When it got cold, Williams said, the guards brought some blankets, but not enough for everybody in the cell. Williams watched men grab the blankets in a flurry of hands and dust, but he did not get one. Another cellmate who worked with the SNCC, Worth Long, got the attention of all of the cellmates.

“He said, ‘I don’t know about you, but if I was a man, I wouldn’t take a blanket for myself unless there was a blanket for everybody,’” Williams said. Long’s ideals shaped Williams’ outlook on resistance for the rest of his life.

“I can’t be satisfied with the blanket I have when other people don’t have that same blanket. People ask me, well, why do you fight so hard for public school in Newark when your children go to private school. I say, well, that’s fine, and I’m happy that Junius [Williams, Jr. ’14] has an educational blanket here at Andover, but I can’t be comfortable unless everybody else’s child has a blanket just as good,” he said.

Williams attended Amherst College in Amherst, Mass., where he was one of four students of color in his grade. At Amherst, Williams was known for his constant smile.

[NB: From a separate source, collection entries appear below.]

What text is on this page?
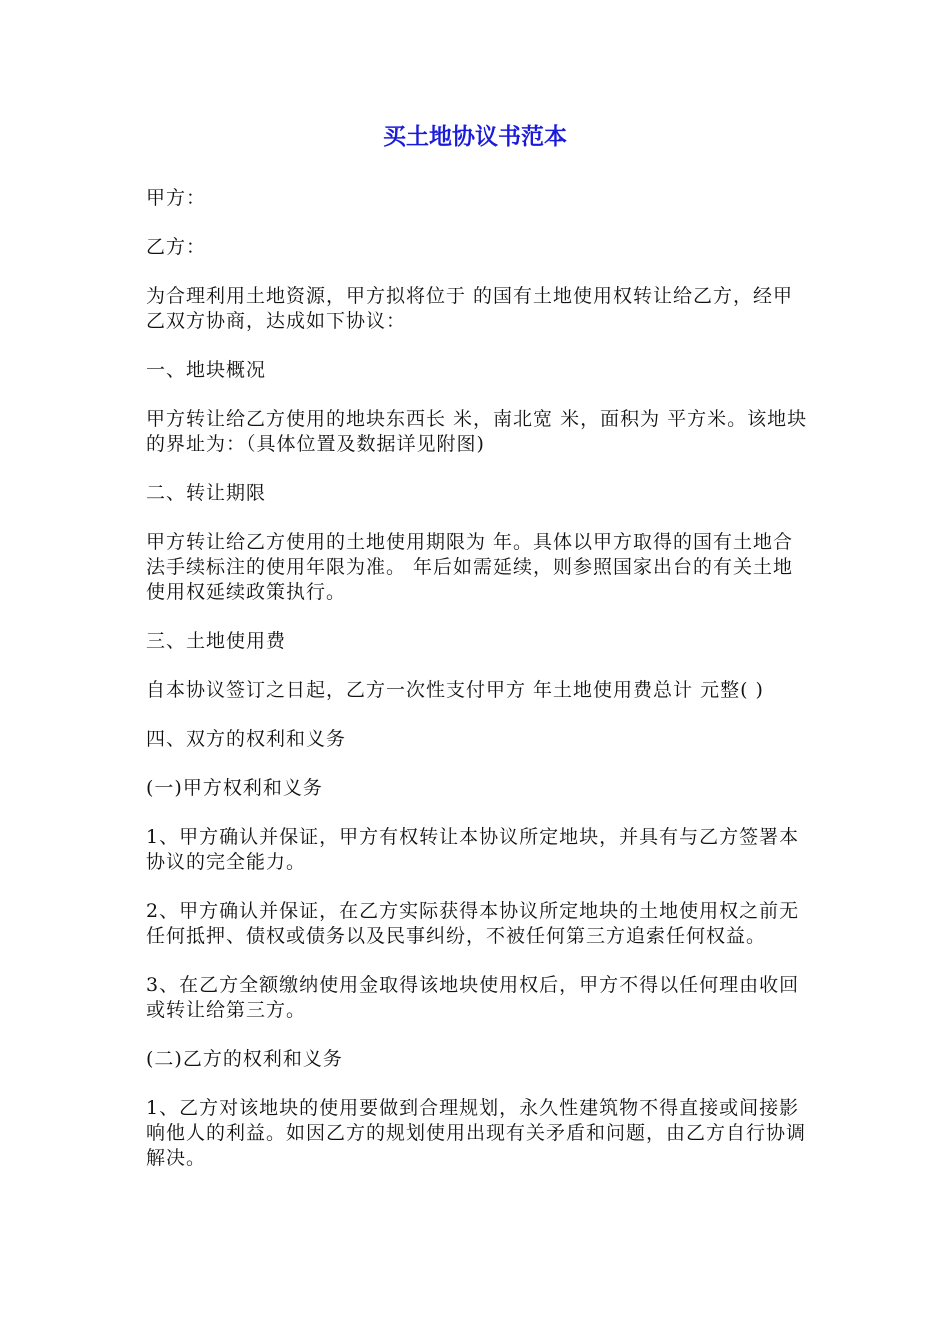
买土地协议书范本

甲方：

乙方：

为合理利用土地资源，甲方拟将位于 的国有土地使用权转让给乙方，经甲乙双方协商，达成如下协议：

一、地块概况

甲方转让给乙方使用的地块东西长 米，南北宽 米，面积为 平方米。该地块的界址为：（具体位置及数据详见附图)

二、转让期限

甲方转让给乙方使用的土地使用期限为 年。具体以甲方取得的国有土地合法手续标注的使用年限为准。 年后如需延续，则参照国家出台的有关土地使用权延续政策执行。

三、土地使用费

自本协议签订之日起，乙方一次性支付甲方 年土地使用费总计 元整( )

四、双方的权利和义务

(一)甲方权利和义务

1、甲方确认并保证，甲方有权转让本协议所定地块，并具有与乙方签署本协议的完全能力。

2、甲方确认并保证，在乙方实际获得本协议所定地块的土地使用权之前无任何抵押、债权或债务以及民事纠纷，不被任何第三方追索任何权益。

3、在乙方全额缴纳使用金取得该地块使用权后，甲方不得以任何理由收回或转让给第三方。

(二)乙方的权利和义务

1、乙方对该地块的使用要做到合理规划，永久性建筑物不得直接或间接影响他人的利益。如因乙方的规划使用出现有关矛盾和问题，由乙方自行协调解决。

“The smile was both my offense and my defense. I didn’t realize it at the time, but every day I was running parallel to the development of the Civil Rights Movement, then full blown in the south. I was employing the strategy of Gandhi without knowing it by wearing them down with my capacity to suffer. I wanted to show them that I was a good guy, a fun guy to be around and just like them in every way,” said Williams. “I ignored a lot of things in order to get along and gain some friends, and that’s how I became the exception. Being the exception was all that we could hope for in those days,” he added.

As his grades improved, Williams saw literature and psychology as applicable tools to the Civil Rights Movement. He majored in political science.

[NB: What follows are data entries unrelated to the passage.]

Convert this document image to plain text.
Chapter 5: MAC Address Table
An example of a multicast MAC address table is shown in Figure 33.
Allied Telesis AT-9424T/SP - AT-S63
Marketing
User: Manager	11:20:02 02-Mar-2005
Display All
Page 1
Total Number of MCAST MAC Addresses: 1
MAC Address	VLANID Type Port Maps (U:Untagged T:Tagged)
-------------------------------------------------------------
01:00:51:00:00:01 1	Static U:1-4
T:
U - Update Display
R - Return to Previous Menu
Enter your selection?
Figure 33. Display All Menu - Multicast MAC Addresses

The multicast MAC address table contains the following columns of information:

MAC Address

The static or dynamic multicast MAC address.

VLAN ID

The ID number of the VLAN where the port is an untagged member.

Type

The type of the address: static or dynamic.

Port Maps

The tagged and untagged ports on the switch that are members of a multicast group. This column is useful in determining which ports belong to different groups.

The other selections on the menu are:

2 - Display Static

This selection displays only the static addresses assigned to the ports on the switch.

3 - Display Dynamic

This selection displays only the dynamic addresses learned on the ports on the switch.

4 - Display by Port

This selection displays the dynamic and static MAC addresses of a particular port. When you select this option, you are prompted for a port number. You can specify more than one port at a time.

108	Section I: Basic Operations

“Power fascinated me, maybe because of what I was beginning to see in the civil rights movement,” said Williams. “Power is a function of people, money and position… If you’ve got money, you’re at the top. Then in the middle, you’ve got the people in the government positions… finally, you have the people at the bottom, but as all things part of the natural order, that may not be so bad. If the bottom crumbles, all the rest of it does.”

Using his understanding of power, Williams caused social change by protesting against the construction of a highway in Newark that would have wiped out part of the black community.

“It’s important for young people to understand these lessons about power so that when they get into positions and they can take charge, they will understand it,” said Williams.

In addition to Williams’s keynote speech, Black Arts Weekend featured a talent showcase on Saturday night, a Black Arts Regional Dance and a worship service with the Andover Gospel Choir.